If members have backup reads enabled, some in-memory data may appear to have been kept. However, eventually the backups will be synchronized with the primary partition (member B).

While the member is down, operations on partitions that are owned by that member will be retried until they either time out or the member restarts and executes the requested operation. As a result, this option is best when you prefer a latency spike rather than migrating data over the network.

If member B does not restart within the rebalance delay, the cluster recovers member B’s data from backups and repartitions the data among the remaining members (members A and C in this case). If member B is later restarted, it recovers its persisted data from disk and brings it up-to-date with data from members A and C. If Merkle trees are enabled on available data structures, members use those to request only missing persisted data. For details about how members use Merkle trees, see Synchronizing Persisted Data Faster.

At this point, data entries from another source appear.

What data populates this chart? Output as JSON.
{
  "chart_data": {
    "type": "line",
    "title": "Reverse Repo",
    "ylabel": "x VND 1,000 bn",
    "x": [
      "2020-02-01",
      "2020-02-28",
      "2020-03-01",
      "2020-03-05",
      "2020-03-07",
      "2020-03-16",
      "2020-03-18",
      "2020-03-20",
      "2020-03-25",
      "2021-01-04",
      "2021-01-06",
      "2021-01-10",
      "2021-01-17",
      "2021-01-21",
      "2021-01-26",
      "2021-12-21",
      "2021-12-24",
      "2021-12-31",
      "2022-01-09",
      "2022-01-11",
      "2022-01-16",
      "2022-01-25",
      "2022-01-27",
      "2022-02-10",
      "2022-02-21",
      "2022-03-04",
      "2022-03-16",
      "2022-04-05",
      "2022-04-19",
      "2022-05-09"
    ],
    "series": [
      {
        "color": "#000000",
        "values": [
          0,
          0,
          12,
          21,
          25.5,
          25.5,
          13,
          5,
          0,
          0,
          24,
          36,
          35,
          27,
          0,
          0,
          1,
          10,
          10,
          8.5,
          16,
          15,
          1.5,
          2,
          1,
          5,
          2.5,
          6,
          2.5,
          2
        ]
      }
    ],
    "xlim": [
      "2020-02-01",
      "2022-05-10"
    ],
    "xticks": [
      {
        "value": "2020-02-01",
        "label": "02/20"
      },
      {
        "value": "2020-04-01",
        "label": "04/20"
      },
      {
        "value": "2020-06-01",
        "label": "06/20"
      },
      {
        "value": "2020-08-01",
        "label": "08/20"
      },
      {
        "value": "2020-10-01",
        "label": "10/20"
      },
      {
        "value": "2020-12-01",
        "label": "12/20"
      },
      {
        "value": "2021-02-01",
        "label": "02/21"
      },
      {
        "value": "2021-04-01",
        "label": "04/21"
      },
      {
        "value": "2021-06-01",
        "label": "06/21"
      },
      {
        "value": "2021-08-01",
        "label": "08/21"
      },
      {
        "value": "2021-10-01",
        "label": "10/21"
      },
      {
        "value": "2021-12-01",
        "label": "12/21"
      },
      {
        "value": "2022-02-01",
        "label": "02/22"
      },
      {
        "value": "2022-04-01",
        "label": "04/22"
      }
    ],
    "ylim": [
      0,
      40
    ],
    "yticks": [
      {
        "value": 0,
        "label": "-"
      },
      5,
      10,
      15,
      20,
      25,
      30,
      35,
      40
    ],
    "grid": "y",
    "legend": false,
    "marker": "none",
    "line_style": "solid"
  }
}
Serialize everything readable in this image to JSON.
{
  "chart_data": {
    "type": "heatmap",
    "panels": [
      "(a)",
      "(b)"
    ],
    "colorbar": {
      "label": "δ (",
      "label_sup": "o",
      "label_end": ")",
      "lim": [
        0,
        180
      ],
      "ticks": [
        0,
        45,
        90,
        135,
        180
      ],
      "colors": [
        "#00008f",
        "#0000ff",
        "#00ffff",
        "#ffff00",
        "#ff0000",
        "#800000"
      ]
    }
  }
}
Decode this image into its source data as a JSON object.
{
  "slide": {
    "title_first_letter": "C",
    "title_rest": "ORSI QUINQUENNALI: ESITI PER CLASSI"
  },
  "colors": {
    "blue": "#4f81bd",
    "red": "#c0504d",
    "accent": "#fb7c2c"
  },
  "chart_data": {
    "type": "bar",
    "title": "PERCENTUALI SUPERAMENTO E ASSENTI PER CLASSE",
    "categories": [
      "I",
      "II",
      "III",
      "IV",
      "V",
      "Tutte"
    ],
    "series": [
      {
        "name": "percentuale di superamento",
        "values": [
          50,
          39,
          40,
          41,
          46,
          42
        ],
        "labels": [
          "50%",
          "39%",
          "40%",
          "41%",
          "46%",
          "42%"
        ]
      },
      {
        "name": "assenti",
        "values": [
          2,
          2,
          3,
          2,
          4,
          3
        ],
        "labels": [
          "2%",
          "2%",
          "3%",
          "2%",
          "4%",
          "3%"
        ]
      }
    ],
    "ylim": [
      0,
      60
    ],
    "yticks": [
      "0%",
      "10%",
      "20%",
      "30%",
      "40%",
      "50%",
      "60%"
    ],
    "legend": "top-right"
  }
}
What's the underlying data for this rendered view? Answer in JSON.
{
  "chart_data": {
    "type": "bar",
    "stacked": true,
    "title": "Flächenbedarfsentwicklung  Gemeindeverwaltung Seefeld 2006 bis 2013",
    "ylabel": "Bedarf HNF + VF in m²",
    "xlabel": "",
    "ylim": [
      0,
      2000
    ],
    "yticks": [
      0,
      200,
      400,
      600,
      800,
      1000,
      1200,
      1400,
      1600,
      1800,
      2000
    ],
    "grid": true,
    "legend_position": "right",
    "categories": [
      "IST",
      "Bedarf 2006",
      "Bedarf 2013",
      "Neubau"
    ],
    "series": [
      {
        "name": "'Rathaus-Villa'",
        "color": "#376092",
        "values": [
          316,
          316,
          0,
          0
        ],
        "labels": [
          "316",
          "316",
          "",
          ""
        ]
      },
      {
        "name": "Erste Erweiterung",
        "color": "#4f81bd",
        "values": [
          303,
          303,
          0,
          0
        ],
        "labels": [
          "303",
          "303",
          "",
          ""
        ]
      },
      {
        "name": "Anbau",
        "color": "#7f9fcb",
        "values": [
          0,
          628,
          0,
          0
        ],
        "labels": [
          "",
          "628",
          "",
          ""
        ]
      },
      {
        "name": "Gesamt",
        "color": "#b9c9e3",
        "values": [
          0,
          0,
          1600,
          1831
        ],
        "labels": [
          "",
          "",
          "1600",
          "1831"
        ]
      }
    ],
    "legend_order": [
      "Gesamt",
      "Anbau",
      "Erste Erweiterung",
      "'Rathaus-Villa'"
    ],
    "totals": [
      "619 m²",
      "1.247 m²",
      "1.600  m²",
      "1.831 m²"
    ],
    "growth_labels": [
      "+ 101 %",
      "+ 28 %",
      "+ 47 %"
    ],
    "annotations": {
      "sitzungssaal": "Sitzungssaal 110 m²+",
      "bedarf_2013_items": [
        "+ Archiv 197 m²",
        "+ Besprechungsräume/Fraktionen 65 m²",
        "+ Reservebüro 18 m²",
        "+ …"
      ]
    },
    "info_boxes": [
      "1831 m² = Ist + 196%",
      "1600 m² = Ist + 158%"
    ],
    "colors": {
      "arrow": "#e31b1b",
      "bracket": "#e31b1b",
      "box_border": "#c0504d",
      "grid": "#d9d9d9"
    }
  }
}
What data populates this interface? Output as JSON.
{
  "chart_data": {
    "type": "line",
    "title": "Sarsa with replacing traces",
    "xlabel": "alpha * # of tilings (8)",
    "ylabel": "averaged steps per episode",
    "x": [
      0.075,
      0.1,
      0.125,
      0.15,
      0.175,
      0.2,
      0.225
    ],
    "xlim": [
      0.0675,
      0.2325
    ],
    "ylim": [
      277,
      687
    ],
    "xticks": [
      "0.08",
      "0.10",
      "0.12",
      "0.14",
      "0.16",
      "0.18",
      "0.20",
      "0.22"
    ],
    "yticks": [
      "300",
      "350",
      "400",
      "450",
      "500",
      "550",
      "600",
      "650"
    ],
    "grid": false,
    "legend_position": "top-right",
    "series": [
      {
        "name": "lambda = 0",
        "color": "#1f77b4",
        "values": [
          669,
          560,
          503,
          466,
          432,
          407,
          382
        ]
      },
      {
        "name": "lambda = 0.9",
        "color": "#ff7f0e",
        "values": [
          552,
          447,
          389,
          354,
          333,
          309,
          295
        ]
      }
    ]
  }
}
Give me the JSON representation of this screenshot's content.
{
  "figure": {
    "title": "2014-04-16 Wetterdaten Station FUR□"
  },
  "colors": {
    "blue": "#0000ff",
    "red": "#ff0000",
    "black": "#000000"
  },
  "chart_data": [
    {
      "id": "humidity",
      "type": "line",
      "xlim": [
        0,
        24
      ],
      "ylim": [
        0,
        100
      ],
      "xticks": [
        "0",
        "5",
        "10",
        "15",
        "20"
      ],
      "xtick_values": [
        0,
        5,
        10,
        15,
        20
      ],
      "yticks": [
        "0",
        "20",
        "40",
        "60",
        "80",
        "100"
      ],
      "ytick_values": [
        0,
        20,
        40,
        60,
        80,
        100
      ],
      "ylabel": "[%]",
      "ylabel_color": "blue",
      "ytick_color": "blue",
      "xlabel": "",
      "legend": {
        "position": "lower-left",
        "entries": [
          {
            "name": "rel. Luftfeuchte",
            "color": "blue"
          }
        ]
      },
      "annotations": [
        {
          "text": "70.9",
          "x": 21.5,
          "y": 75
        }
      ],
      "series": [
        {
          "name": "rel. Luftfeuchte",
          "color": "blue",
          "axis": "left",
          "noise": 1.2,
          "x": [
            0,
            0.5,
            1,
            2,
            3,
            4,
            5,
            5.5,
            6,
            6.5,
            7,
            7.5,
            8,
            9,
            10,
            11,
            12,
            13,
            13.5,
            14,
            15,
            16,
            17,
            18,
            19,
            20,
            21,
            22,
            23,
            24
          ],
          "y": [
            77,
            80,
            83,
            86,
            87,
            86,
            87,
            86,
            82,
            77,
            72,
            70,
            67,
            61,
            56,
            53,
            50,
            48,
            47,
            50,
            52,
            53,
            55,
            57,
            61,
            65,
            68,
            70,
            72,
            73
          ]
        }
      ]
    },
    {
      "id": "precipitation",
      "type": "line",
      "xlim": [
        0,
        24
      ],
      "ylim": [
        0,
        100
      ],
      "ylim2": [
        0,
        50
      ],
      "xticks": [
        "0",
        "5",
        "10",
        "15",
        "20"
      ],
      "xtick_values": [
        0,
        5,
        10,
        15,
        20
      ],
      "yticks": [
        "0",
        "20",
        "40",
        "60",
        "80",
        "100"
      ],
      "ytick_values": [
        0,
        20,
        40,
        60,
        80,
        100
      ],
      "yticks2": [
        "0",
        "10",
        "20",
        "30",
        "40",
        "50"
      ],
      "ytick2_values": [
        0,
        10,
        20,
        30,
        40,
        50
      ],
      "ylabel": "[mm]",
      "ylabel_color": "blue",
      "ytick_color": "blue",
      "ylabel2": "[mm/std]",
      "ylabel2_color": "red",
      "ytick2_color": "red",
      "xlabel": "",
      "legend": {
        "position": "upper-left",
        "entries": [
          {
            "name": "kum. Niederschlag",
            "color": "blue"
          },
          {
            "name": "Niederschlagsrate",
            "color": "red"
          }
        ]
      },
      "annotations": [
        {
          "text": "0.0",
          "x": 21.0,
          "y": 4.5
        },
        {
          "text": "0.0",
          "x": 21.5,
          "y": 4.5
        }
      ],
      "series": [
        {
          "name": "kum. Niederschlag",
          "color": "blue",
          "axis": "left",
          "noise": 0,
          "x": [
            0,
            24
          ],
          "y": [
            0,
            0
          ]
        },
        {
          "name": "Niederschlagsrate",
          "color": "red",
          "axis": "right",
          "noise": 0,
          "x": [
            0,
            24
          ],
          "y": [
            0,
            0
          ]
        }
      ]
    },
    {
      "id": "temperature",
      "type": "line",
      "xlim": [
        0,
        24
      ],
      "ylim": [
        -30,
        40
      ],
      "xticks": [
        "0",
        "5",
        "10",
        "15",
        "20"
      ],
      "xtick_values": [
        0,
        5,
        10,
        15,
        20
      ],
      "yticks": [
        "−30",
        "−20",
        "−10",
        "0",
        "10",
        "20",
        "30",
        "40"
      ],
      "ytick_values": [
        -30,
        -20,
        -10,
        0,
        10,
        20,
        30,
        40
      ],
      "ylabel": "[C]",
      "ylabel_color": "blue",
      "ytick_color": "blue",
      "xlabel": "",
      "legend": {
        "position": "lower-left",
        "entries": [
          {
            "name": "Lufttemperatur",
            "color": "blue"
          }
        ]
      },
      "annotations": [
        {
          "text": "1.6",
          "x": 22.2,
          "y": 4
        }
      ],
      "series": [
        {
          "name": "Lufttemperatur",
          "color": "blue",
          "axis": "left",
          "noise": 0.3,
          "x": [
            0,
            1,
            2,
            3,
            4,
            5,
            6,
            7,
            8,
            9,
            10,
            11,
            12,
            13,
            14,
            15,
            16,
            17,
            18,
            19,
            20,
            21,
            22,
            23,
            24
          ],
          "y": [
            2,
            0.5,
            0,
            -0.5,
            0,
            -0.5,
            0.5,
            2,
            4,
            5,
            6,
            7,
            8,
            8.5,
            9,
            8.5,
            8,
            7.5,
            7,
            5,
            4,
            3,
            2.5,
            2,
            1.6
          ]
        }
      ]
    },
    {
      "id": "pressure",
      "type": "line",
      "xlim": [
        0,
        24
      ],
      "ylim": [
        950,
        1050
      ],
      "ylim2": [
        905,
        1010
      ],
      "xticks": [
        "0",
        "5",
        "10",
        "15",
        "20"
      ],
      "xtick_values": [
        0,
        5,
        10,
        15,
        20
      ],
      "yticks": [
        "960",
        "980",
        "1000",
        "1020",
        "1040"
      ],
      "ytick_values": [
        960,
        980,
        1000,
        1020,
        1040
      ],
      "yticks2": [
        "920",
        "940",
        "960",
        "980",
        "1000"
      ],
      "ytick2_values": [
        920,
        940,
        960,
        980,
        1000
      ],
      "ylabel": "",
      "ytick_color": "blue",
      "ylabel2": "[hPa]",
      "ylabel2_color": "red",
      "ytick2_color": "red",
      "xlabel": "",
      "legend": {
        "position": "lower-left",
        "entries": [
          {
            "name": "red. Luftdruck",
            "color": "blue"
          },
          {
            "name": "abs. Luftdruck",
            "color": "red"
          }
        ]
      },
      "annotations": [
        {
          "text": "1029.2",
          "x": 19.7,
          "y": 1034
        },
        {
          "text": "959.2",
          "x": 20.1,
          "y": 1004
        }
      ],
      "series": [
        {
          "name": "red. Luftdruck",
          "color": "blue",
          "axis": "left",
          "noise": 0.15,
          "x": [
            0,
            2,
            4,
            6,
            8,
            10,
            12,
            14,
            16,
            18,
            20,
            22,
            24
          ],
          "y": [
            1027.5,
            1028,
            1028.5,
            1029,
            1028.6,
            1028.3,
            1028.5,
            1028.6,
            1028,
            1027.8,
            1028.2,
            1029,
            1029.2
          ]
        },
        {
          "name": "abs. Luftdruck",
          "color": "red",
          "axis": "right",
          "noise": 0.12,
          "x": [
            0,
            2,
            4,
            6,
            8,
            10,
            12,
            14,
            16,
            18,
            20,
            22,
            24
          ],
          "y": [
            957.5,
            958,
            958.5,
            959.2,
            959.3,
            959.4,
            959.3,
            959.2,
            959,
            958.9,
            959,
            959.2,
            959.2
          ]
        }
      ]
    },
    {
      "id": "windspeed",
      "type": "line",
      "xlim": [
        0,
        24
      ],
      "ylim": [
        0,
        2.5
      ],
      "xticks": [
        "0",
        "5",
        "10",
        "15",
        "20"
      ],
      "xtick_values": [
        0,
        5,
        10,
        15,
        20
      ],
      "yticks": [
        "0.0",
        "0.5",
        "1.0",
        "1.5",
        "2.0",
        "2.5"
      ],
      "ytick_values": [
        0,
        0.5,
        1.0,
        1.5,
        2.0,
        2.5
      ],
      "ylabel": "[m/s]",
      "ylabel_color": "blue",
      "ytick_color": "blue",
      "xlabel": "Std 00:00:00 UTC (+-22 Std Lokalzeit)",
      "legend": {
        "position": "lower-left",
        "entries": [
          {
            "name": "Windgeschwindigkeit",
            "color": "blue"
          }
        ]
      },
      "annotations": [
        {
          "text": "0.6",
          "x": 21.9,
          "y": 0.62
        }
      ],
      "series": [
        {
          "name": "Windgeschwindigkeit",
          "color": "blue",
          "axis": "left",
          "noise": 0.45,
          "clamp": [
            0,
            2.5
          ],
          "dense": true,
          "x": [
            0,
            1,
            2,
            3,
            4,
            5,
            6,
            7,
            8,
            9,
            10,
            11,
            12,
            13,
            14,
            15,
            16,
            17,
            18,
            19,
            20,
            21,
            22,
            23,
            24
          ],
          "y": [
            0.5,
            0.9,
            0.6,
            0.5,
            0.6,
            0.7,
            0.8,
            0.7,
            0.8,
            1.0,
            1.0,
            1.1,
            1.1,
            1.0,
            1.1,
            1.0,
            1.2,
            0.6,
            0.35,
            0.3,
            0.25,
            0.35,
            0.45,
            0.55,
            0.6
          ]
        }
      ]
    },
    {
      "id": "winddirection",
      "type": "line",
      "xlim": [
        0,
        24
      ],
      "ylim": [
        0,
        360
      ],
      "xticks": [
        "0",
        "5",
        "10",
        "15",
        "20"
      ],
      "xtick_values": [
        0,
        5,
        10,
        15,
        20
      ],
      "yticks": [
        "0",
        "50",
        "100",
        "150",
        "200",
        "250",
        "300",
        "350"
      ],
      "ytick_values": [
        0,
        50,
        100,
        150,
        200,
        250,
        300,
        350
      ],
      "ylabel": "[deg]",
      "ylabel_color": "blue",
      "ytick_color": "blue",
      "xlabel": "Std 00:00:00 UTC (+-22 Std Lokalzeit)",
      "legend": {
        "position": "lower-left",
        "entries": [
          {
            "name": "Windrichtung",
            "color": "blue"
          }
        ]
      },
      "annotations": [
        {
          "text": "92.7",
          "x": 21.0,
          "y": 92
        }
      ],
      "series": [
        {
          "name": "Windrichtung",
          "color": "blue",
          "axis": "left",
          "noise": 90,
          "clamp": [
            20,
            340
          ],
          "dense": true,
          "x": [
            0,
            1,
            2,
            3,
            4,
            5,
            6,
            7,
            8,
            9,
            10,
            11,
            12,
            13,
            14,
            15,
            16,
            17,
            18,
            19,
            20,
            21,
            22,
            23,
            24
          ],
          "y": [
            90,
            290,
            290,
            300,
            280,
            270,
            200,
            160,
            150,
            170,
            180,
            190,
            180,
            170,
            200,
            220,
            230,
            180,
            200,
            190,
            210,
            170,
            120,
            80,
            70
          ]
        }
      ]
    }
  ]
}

Synchronizing Persisted Data Faster

When a failed member rejoins the cluster, it populates its in-memory stores with data from disk that may be stale. If you have lots of persisted data as well as in-memory data that you don’t want to lose, you can configure your data structures to generate a Merkle tree. The Merkle tree stores the state of persisted data in a way that other cluster members can quickly read, compare with their own, and check the delta for what is missing. This way, after a restart, the member can send its Merkle tree to the cluster and request only the missing data, reducing the amount of data sent over the network.

On map and JCache data structures, you can configure the following options to enable the Merkle tree.

Option Description Default Example

merkle-tree.enabled

Whether a Merkle tree is generated for the data structure.

enabled

  • XML

  • YAML

  • Java

<hazelcast>
  <map name="test-map">
    <data-persistence enabled="true">
    </data-persistence>
    <merkle-tree enabled="true">
    </merkle-tree>
  </map>
</hazelcast>
hazelcast:
  map:
  test-map:
    data-persistence:
      enabled: true
    merkle-tree:
      enabled: true
Config config = new Config();

MapConfig mapConfig = config.getMapConfig("test-map");
mapConfig.getDataPersistenceConfig().setEnabled(true)
mapConfig.getMerkleTreeConfig().setEnabled(true);

config.addMapConfig(mapConfig);

merkle-tree.depth

The depth of the Merkle tree.

The deeper the tree, the more accurate the difference detection but the more space is needed to store the Merkle tree in memory.

10

  • XML

  • YAML

  • Java

<hazelcast>
  <map name="test-map">
    <data-persistence enabled="true">
    </data-persistence>
    <merkle-tree enabled="true">
      <depth>
        12
      </depth>
    </merkle-tree>
  </map>
</hazelcast>
hazelcast:
  map:
  test-map:
    data-persistence:
      enabled: true
    merkle-tree:
      enabled: true
      depth: 12
Config config = new Config();

MapConfig mapConfig = config.getMapConfig("test-map");
mapConfig.getDataPersistenceConfig().setEnabled(true)
mapConfig.getMerkleTreeConfig().setEnabled(true);
mapConfig.getMerkleTreeConfig().setDepth(12);

config.addMapConfig(mapConfig);